Esses anúncios reforçam uma narrativa: sem floresta em pé e sem uma transição dos sistemas alimentares, não há caminho crível para 1,5°C.
- Pressão de povos indígenas e sociedade civil
Apesar do discurso oficial de inclusão, povos indígenas e movimentos sociais têm cobrado espaço real de decisão:
- Na entrada da conferência, protestos de lideranças indígenas denunciaram projetos que afetam rios, ferrovias de grãos e mecanismos de crédito de carbono vistos como porta aberta para desmatamento, cobrando encontro com a presidência brasileira e maior proteção territorial.
- Marchas e mobilizações como a Marcha Mundial pelo Clima, com forte participação de indígenas, juventude e movimentos populares, vêm pressionando governos por mais ambição em financiamento, transição justa e proteção de territórios.
Esse embate ajuda a explicar por que a semana decisiva da COP30 não é só técnica: é também política e social.
- Comércio, carbono e disputas geopolíticas
Temas de comércio e fronteiras de carbono também entraram no radar:
- A Índia criticou duramente o mecanismo de ajuste de carbono na fronteira (CBAM) da União Europeia, chamando-o de instrumento de protecionismo e questionando sua compatibilidade com o espírito das negociações climáticas.
Essas tensões mostram que clima, indústria e comércio exterior estão cada vez mais entrelaçados, e que decisões da COP impactam cadeias produtivas no mundo inteiro.
Por que esta é a “semana decisiva” da COP30
Do ponto de vista de processo, a segunda semana é decisiva por três motivos principais:
- Fim do trabalho técnico
Os órgãos técnicos da convenção precisam fechar seus textos até o início da semana, para que ministros entrem em cena negociando apenas os pontos políticos mais sensíveis (texto entre colchetes, metas numéricas, menções a combustíveis fósseis, etc.). - Pacote político proposto pelo Brasil
A presidência da COP30 começou a desenhar opções de um “pacote de Belém” que conecte, num mesmo acordo, três eixos:
- financiamento climático;
- medidas de comércio e transição justa;
- nível de corte de emissões necessário para manter 1,5°C ao alcance.

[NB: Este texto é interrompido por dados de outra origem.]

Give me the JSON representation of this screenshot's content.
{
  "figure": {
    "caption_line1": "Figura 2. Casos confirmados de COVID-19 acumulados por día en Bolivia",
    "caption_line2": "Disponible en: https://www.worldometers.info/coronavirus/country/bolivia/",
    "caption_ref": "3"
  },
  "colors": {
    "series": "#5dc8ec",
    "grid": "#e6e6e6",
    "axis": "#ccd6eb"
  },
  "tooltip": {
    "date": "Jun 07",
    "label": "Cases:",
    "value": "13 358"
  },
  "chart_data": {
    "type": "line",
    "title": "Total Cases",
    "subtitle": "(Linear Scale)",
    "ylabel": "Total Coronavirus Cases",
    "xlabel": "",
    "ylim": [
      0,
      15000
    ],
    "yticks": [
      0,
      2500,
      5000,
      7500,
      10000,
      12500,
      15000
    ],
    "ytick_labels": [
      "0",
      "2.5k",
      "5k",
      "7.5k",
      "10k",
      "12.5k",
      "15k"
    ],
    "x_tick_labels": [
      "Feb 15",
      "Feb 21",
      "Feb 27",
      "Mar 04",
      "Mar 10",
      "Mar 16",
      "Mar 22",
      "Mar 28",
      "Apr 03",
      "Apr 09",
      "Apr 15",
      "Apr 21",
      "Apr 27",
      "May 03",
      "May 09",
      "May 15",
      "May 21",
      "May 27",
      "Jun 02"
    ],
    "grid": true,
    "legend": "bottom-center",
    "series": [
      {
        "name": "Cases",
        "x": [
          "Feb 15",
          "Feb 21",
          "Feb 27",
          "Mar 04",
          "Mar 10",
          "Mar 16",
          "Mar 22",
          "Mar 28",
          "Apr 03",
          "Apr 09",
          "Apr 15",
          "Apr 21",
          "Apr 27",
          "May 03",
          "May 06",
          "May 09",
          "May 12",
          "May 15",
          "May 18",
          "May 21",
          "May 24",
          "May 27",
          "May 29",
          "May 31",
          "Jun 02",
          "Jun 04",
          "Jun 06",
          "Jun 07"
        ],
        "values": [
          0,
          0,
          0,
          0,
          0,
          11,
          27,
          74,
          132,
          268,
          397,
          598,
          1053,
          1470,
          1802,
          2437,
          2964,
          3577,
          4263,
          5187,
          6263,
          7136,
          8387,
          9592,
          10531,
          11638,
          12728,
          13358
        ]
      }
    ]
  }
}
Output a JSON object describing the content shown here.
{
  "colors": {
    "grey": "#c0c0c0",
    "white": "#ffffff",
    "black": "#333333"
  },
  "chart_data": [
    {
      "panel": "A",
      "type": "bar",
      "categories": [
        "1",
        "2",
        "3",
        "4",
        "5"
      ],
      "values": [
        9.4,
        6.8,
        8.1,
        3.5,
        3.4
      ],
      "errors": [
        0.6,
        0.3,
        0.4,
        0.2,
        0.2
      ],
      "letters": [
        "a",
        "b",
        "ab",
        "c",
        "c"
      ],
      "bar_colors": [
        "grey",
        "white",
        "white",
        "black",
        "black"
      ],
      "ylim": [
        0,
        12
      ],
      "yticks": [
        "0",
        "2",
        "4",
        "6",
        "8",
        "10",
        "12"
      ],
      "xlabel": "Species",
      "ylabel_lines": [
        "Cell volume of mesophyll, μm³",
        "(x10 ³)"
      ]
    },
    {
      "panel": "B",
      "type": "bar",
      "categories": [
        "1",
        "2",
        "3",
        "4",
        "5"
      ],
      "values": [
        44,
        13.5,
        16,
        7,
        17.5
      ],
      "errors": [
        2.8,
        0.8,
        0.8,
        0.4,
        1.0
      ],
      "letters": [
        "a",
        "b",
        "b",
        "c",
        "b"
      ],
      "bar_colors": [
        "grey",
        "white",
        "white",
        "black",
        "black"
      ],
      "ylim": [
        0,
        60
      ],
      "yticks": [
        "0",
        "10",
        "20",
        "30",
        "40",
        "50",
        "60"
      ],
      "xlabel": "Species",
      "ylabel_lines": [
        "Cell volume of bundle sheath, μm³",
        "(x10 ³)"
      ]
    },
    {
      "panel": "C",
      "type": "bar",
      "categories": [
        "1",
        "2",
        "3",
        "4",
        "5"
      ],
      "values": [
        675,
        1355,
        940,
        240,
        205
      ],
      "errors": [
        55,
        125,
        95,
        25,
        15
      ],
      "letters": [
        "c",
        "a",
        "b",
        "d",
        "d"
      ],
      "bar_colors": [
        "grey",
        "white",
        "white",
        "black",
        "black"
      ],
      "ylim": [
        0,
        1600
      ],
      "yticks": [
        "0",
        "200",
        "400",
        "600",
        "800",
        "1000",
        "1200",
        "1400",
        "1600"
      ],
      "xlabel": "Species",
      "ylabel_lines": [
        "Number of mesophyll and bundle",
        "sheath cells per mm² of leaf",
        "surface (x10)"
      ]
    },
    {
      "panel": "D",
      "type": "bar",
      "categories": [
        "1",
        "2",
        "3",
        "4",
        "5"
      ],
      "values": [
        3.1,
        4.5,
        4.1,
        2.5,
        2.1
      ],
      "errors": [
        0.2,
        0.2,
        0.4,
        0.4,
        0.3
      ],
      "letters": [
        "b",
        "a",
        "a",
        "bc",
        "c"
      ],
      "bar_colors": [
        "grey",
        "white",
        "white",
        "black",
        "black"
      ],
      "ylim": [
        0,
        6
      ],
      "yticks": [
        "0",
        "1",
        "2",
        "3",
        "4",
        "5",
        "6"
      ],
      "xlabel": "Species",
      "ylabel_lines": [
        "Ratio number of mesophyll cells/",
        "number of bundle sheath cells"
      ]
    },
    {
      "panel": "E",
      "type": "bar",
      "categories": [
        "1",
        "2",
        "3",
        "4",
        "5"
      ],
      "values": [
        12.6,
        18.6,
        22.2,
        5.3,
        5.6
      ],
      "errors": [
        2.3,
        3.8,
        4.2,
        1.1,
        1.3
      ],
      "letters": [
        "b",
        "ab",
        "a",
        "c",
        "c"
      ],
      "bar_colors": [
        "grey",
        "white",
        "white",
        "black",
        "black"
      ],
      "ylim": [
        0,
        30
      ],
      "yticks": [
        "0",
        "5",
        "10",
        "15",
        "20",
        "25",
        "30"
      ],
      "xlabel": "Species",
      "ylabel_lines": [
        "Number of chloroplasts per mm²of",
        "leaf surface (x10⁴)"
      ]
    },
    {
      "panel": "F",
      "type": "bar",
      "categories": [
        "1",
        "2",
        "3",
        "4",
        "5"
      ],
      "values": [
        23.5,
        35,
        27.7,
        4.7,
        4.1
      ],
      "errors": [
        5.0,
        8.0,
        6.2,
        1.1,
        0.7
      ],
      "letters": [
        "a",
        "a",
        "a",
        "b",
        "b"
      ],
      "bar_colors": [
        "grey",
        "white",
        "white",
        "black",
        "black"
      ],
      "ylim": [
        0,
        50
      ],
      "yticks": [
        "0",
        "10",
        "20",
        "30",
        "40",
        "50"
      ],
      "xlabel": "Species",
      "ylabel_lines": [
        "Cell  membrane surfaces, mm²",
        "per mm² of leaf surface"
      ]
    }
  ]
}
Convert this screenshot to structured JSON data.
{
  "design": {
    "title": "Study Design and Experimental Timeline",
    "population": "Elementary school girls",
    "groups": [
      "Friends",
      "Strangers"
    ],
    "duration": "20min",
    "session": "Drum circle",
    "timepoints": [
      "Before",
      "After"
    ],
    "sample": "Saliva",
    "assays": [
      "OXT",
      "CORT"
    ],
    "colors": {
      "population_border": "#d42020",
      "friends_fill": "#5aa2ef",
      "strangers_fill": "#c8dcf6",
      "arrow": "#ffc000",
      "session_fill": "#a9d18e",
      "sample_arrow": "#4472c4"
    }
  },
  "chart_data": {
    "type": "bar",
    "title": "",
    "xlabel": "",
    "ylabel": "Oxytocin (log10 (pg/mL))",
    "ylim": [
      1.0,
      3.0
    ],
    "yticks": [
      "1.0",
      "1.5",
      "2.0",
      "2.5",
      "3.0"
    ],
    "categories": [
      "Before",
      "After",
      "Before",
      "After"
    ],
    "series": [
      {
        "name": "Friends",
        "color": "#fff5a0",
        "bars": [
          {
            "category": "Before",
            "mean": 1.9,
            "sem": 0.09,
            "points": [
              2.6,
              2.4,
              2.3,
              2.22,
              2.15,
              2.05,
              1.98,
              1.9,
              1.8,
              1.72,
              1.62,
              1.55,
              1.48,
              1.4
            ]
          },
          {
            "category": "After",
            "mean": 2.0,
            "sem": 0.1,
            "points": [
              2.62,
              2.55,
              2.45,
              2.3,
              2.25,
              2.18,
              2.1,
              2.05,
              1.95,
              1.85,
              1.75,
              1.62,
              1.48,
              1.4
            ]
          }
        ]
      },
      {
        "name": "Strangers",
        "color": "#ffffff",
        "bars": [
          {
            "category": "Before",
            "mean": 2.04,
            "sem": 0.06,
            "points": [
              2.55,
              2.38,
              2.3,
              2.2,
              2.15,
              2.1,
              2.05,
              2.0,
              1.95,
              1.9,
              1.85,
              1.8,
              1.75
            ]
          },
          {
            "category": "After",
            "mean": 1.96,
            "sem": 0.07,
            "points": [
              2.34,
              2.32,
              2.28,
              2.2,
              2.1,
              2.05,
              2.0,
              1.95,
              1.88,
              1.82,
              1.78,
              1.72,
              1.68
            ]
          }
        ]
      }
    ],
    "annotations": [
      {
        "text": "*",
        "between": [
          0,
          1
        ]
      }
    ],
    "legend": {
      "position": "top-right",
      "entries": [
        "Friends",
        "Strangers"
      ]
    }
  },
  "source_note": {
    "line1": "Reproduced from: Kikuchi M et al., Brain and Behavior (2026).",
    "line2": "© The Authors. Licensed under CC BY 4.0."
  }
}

3. Gap entre ciência e compromissos
Estudos apresentados durante a conferência mostram que, com as promessas atuais, o mundo ainda caminha para algo em torno de 2,5°C de aquecimento, muito acima da meta de 1,5°C. Isso aumenta a pressão para que o resultado final da COP30 eleve a ambição dos planos nacionais (NDCs) e estabeleça um roteiro claro de revisões até 2030.
COP30 em Belém: o que observar nos próximos dias
Para acompanhar a semana decisiva da COP30, vale monitorar especialmente quatro frentes:
- Financiamento climático pós-2025
- Se haverá um acordo concreto sobre um novo alvo de financiamento climático (o sucessor do compromisso de US$ 100 bilhões/ano).
- Como ficarão os mecanismos para perdas e danos e a participação de bancos multilaterais e filantropia.
2. Texto sobre combustíveis fósseis e transição justa
- Se o texto final vai falar em phase out (eliminação) ou phase down (redução) dos combustíveis fósseis, e como isso se conecta a empregos, requalificação e transição em países emergentes.
3. Florestas tropicais e Amazônia
- Como os fundos florestais e as iniciativas amazônicas serão incorporados à decisão final e se haverá salvaguardas claras para direitos indígenas e integridade ambiental.
4. Ambição das NDCs
- Se a decisão de Belém vai exigir que países tragam metas mais fortes antes de 2030, com foco em curto prazo, e não apenas promessas para 2050.
Se a COP30 vai ou não entregar um “ponto de virada” para o clima ainda é uma pergunta em aberto. Mas os anúncios já feitos em financiamento, agricultura regenerativa e proteção florestal, somados à pressão de povos indígenas, sociedade civil e países vulneráveis, explicam por que esta semana em Belém é tratada como decisiva para o rumo das políticas climáticas na próxima década.